Six hours, Quirk knew. She’d had six glorious hours to examine Mattrax. Could she have longer here? If Dathrax lived alone, how many days would he have to miss his daily flight before his guards came to check on him? If he ruled by fear, as Mattrax had done, it could be a long time. She could brew up enough potions for days…

“Still,” Will went on, interrupting her imaginings, “we can use that flight. When Dathrax goes out, he’s looking for cows to eat. People to terrorize.”

Lette smiled. “He eats cows. So we drug a cow. That makes sense.”

“No.” Will was authoritative even with Lette. He was starting to enjoy the position of power, Quirk thought. She should be more troubled by that. But the thought of that island, of that uninterrupted time…

“We can’t know which cow Dathrax might choose,” said Will. “And we can’t drug every cow around the lake. It’s just not possible. So what is the one thing dragons love more than cows, and power-mongering?”

He reminded Quirk of a professor, one who was really into the swing of a lecture, barreling along on a favorite research topic.

Balur opened his mouth.

“Gold.” Will cut Balur off before he could speak, just as Quirk had expected him to do. “They want gold. If he sees gold, he’ll go after it like a shot.”

Silence met that. And to her surprise, Quirk found herself smiling into that silence, because there was actually some brilliance there. She could see it in Balur’s look of horror, in Lette’s moment of realization that she had let the reins out a little too loose, in Will’s slowly spreading grin. It had cost him to get this far, but it would cost them too, and he knew it. He’d known this would be their reaction.

“We are giving him our gold?” Balur’s voice actually sounded timid. Because they were all in on this. They had bet everything on Will.
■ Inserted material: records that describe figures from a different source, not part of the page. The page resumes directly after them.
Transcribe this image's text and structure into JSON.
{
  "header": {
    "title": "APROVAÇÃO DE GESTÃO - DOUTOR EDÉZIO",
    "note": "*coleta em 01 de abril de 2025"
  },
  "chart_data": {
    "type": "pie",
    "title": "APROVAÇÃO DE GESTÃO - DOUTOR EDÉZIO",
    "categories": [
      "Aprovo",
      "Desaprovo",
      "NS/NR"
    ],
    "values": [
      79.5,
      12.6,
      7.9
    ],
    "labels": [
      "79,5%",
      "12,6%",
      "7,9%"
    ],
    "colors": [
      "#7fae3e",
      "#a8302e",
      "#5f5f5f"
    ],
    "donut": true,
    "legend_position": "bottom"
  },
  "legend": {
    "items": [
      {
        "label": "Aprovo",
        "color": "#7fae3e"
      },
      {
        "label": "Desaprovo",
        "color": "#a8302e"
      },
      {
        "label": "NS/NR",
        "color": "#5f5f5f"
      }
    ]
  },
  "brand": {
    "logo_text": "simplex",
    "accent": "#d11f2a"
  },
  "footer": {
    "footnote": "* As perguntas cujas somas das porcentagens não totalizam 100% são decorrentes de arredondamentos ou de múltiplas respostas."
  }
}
“We are using our gold as bait.” Will was merciless in his calm.

“When a fish is eating the bait,” Balur pointed out, “you are not getting it back.”

Will was still grinning. “Where will he take the gold? Back to his island. And where are we going?”

Balur perked up. “I am knowing this one,” he said.

“But how are we getting there?” Quirk felt this point was still lacking clarity.

“Ah.” There was a glint in Will’s eye as he looked at her. Then his gaze moved to Lette. “Well, guess who’s hidden among all that treasure, armed with Snag Weed poison?”

Balur opened his mouth, then closed it again.

Even Quirk felt her eyebrows rising. “You plan to hide among the gold?” she asked. It wasn’t a hard concept to grasp. Just the thought of actually doing it… It was like tying your tooth to a door handle and then slamming the door. Everyone had heard of the concept, but who had actually tried it themselves? “You plan to have Dathrax carry you to his island himself?”

Will had the decency to look a little sheepish at that point. “Well…” he hedged. “Lette and I, actually.”

Quirk managed to suppress the eye roll.

“What?” There was a growl in Balur’s voice. The seeds of rage. “You are looking to steal another kill from me? You are looking to take my rightful glory?”

“No, no, no.” For the first time in a while Will looked wrong-footed. “The reason it’s only Lette and I that go… well it’s two reasons. First off, she and I are small enough to fit in a treasure chest together. You aren’t. And the second is that getting onto the island isn’t the hard part.”

“It isn’t?” Lette seemed to be regretting her trust in Will more and more.

“The hard part,” said Will, “is getting off it again.” He looked at Balur and smiled. “Which is why I’m going to need you to steal the armored boat from that garrison.”